Tak Digubris, Ratusan Suku Anak Dalam Jahit Mulut

Tak Digubris, Ratusan Suku Anak Dalam Jahit Mulut Hari Ini
TRIBUNNEWS.COM, JAKARTA - Isnadi mengaku sebagai koordinator lapangan aksi Forum Komunikasi Masyarakat  Penyelamat Pulau Padang asal Riau. Ia beserta 100 orang warga berangkat dari Riau 14 Desember lalu, dan menginap di kaki-lima Gedung DPR sejak 16 Desember.
"Lihat saja sendiri, posko kami hanya berdiri dari tenda seadanya. Panas kepanasan, hujan ke hujanan," ucap Isnadi saat berbincang dengan Tribunnews, Minggu (18/12/2011) kemarin.
Isnadi mengatakan, kelanjutan aksi mereka, puluhan warga asal Riau akan menggelar jahit mulut, Senin ini. "Tadinya ada 100 orang. Tetapi setelah medical check-up, tadi malam, yang memungkinkan hanya 73 orang untuk ikuti jahit mulut. Jadi Senin besok, pukul 10, akan mulai aksi jahit mulut," kata Isnadi.
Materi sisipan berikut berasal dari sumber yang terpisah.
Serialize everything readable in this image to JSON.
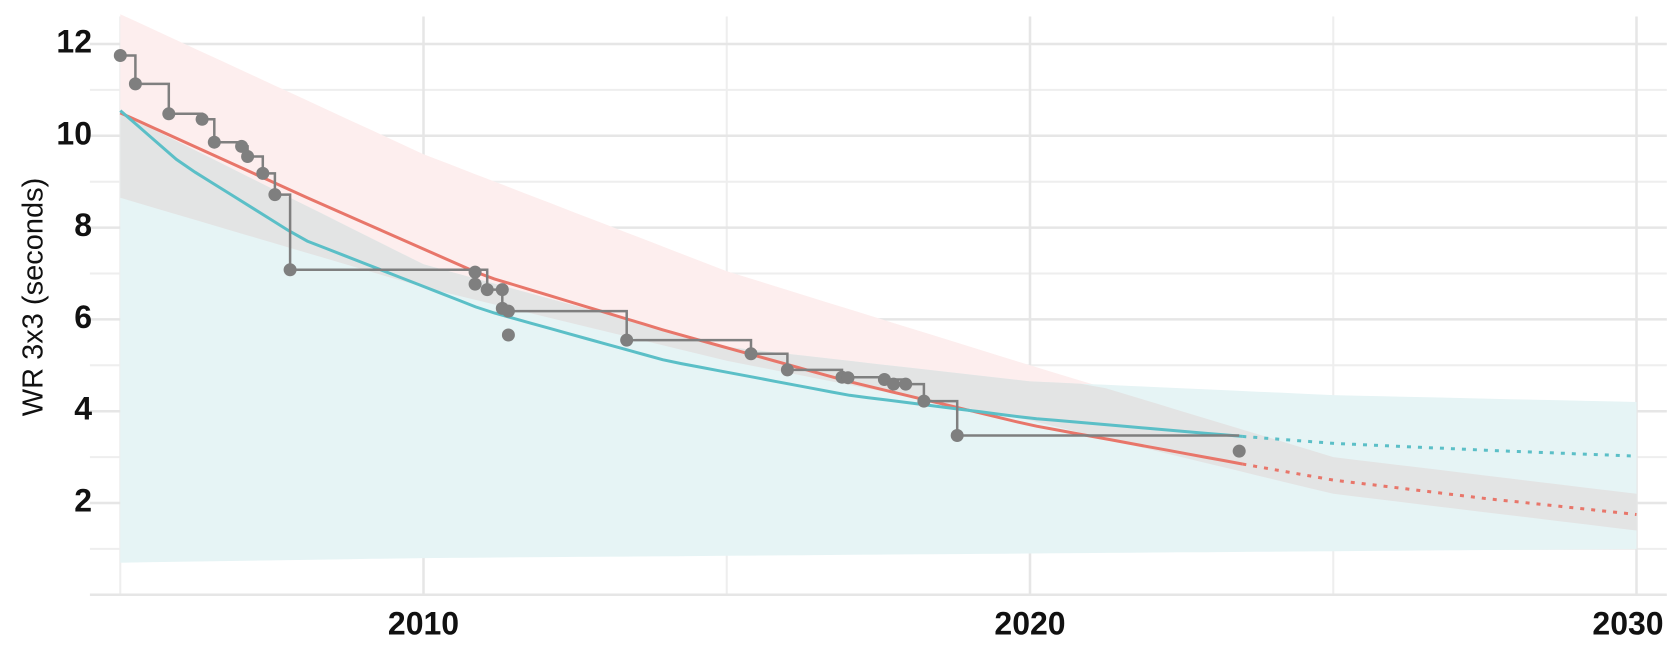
{
  "chart_data": {
    "type": "line",
    "title": "",
    "xlabel": "",
    "ylabel": "WR 3x3 (seconds)",
    "xlim": [
      2004.5,
      2030.5
    ],
    "ylim": [
      0,
      12.6
    ],
    "x_major_ticks": [
      2010,
      2020,
      2030
    ],
    "x_tick_labels": [
      "2010",
      "2020",
      "2030"
    ],
    "y_major_ticks": [
      2,
      4,
      6,
      8,
      10,
      12
    ],
    "y_tick_labels": [
      "2",
      "4",
      "6",
      "8",
      "10",
      "12"
    ],
    "grid": true,
    "legend": "none",
    "colors": {
      "records": "#7f7f7f",
      "red_fit": "#e8766a",
      "teal_fit": "#5bbfc7",
      "red_band": "#fdeeee",
      "teal_band": "#e6f4f5",
      "grey_band": "#e3e3e3",
      "grid": "#e6e6e6"
    },
    "world_records": {
      "points": [
        {
          "x": 2005.0,
          "y": 11.75
        },
        {
          "x": 2005.25,
          "y": 11.13
        },
        {
          "x": 2005.8,
          "y": 10.48
        },
        {
          "x": 2006.35,
          "y": 10.36
        },
        {
          "x": 2006.55,
          "y": 9.86
        },
        {
          "x": 2007.0,
          "y": 9.77
        },
        {
          "x": 2007.1,
          "y": 9.55
        },
        {
          "x": 2007.35,
          "y": 9.18
        },
        {
          "x": 2007.55,
          "y": 8.72
        },
        {
          "x": 2007.8,
          "y": 7.08
        },
        {
          "x": 2010.85,
          "y": 7.03
        },
        {
          "x": 2010.85,
          "y": 6.77
        },
        {
          "x": 2011.05,
          "y": 6.65
        },
        {
          "x": 2011.3,
          "y": 6.65
        },
        {
          "x": 2011.3,
          "y": 6.24
        },
        {
          "x": 2011.4,
          "y": 6.18
        },
        {
          "x": 2011.4,
          "y": 5.66
        },
        {
          "x": 2013.35,
          "y": 5.55
        },
        {
          "x": 2015.4,
          "y": 5.25
        },
        {
          "x": 2016.0,
          "y": 4.9
        },
        {
          "x": 2016.9,
          "y": 4.74
        },
        {
          "x": 2017.0,
          "y": 4.73
        },
        {
          "x": 2017.6,
          "y": 4.69
        },
        {
          "x": 2017.75,
          "y": 4.59
        },
        {
          "x": 2017.95,
          "y": 4.59
        },
        {
          "x": 2018.25,
          "y": 4.22
        },
        {
          "x": 2018.8,
          "y": 3.47
        },
        {
          "x": 2023.45,
          "y": 3.13
        }
      ],
      "step_path": [
        {
          "x": 2005.0,
          "y": 11.75
        },
        {
          "x": 2005.25,
          "y": 11.13
        },
        {
          "x": 2005.8,
          "y": 10.48
        },
        {
          "x": 2006.35,
          "y": 10.36
        },
        {
          "x": 2006.55,
          "y": 9.86
        },
        {
          "x": 2007.0,
          "y": 9.77
        },
        {
          "x": 2007.1,
          "y": 9.55
        },
        {
          "x": 2007.35,
          "y": 9.18
        },
        {
          "x": 2007.55,
          "y": 8.72
        },
        {
          "x": 2007.8,
          "y": 7.08
        },
        {
          "x": 2011.05,
          "y": 6.65
        },
        {
          "x": 2011.3,
          "y": 6.24
        },
        {
          "x": 2011.4,
          "y": 6.18
        },
        {
          "x": 2013.35,
          "y": 5.55
        },
        {
          "x": 2015.4,
          "y": 5.25
        },
        {
          "x": 2016.0,
          "y": 4.9
        },
        {
          "x": 2016.9,
          "y": 4.74
        },
        {
          "x": 2017.6,
          "y": 4.69
        },
        {
          "x": 2017.95,
          "y": 4.59
        },
        {
          "x": 2018.25,
          "y": 4.22
        },
        {
          "x": 2018.8,
          "y": 3.47
        },
        {
          "x": 2023.45,
          "y": 3.47
        }
      ]
    },
    "fits": [
      {
        "color": "red",
        "fitted": {
          "x": [
            2005.0,
            2008,
            2011,
            2014,
            2017,
            2020,
            2023.5
          ],
          "y": [
            10.5,
            8.7,
            6.95,
            5.75,
            4.65,
            3.7,
            2.85
          ]
        },
        "forecast": {
          "x": [
            2023.5,
            2025,
            2027.5,
            2030
          ],
          "y": [
            2.85,
            2.5,
            2.1,
            1.75
          ]
        },
        "band": {
          "x": [
            2005.0,
            2010,
            2015,
            2020,
            2025,
            2030
          ],
          "lower": [
            8.65,
            6.7,
            5.1,
            3.8,
            2.2,
            1.4
          ],
          "upper": [
            12.65,
            9.6,
            7.05,
            5.0,
            3.0,
            2.2
          ]
        }
      },
      {
        "color": "teal",
        "fitted": {
          "x": [
            2005.0,
            2006,
            2008,
            2011,
            2014,
            2017,
            2020,
            2023.5
          ],
          "y": [
            10.55,
            9.4,
            7.75,
            6.2,
            5.1,
            4.35,
            3.85,
            3.45
          ]
        },
        "forecast": {
          "x": [
            2023.5,
            2025,
            2027.5,
            2030
          ],
          "y": [
            3.45,
            3.3,
            3.15,
            3.02
          ]
        },
        "band": {
          "x": [
            2005.0,
            2010,
            2015,
            2020,
            2025,
            2030
          ],
          "lower": [
            0.7,
            0.8,
            0.85,
            0.9,
            0.95,
            1.0
          ],
          "upper": [
            10.5,
            7.2,
            5.4,
            4.65,
            4.35,
            4.2
          ]
        }
      }
    ]
  }
}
"Target kami 100 orang, tapi karena perjalanan 3 hari-tiga malam, makan juga tidak terurus, sebagian jatuh sakit, bahkan ada yang dirawat jadi dari 100 orang tidak memungkinkan semua," kata Isnadi sembari menyebut aksi jahit mulut menggunakan jarum, dan akan dilakukan petugas medis.
Menurut dia, aspirasi warga Riau adalah menuntut penghentian aktivitas PT Riau Andalan Pulp and Paper di Pulau Padang. Berdasarkan karena Surat Keputusan Menteri Kehutanan Nomor 327 Tahun 2009, menerbitkan izin Hutan Tanaman Industri (HTI) di  Pulau Padang. SK Menteri yang memberi konsesi hutan dinilai bertentang, dan melanggar peraturan lebih tinggi, yakni Keputusan Presiden.
Dalam Keppres itu jelas, bahwa lahan gambut kedalaman lebih dari 3 meter, tidak layak jadi HTI, sedangkan di Pulau Padang 6-12 meter ketebalan gambut, sehingga tidak layak jadi HTI. Kemudian luasnya hanya 110 ribu hektare, sementara izin 41 ribu hektare, artinya sepertiga akan habis. Kemudian, fungsi lahan gambut sangat penting untuk menyerap air.
"Pulau Padang ini pun merupakan pulau terluar yang berbatasan dengan Selat Malaka, Singapura. Setelah ada penebangan hutan, setiap tahun, terjadi abrasi sekitar 20-30 meter, itu dari satu sisi. Kalau mengeliling lebih dari itu, artinya tinggal menunggu waktu, pulau ini akan tenggelam," kata Isnadi.
 
Tingginya abrasi tinggi, ditambah air laut pasang semakin tinggi kan mempercepat tenggelamnya pulau terluar itu. Apalagi RAPP membuat kanal-kanal sungai, yang  memudahkan abrasi tanah. Ini merusak hutan, mengganggu mata pencaharian masaurakat. "Otomatis tingkat kemiskinan meningkat," kata Isnadi sembari membenarkan HTI membuka pekerjaan bagi arga, namun tidak seimbang dengan perusakan lingkungan dan penghilangan mata pencaharian warga setempat.
"Karena itu, aksi jahit mulut ini kami lakukan untuk mempercepat perhatian pemerintah dan semua instansi, agar lebih serius. Segera hentikan operasional RAPP, dan cabut SK Menteri," kata dia menegaskan.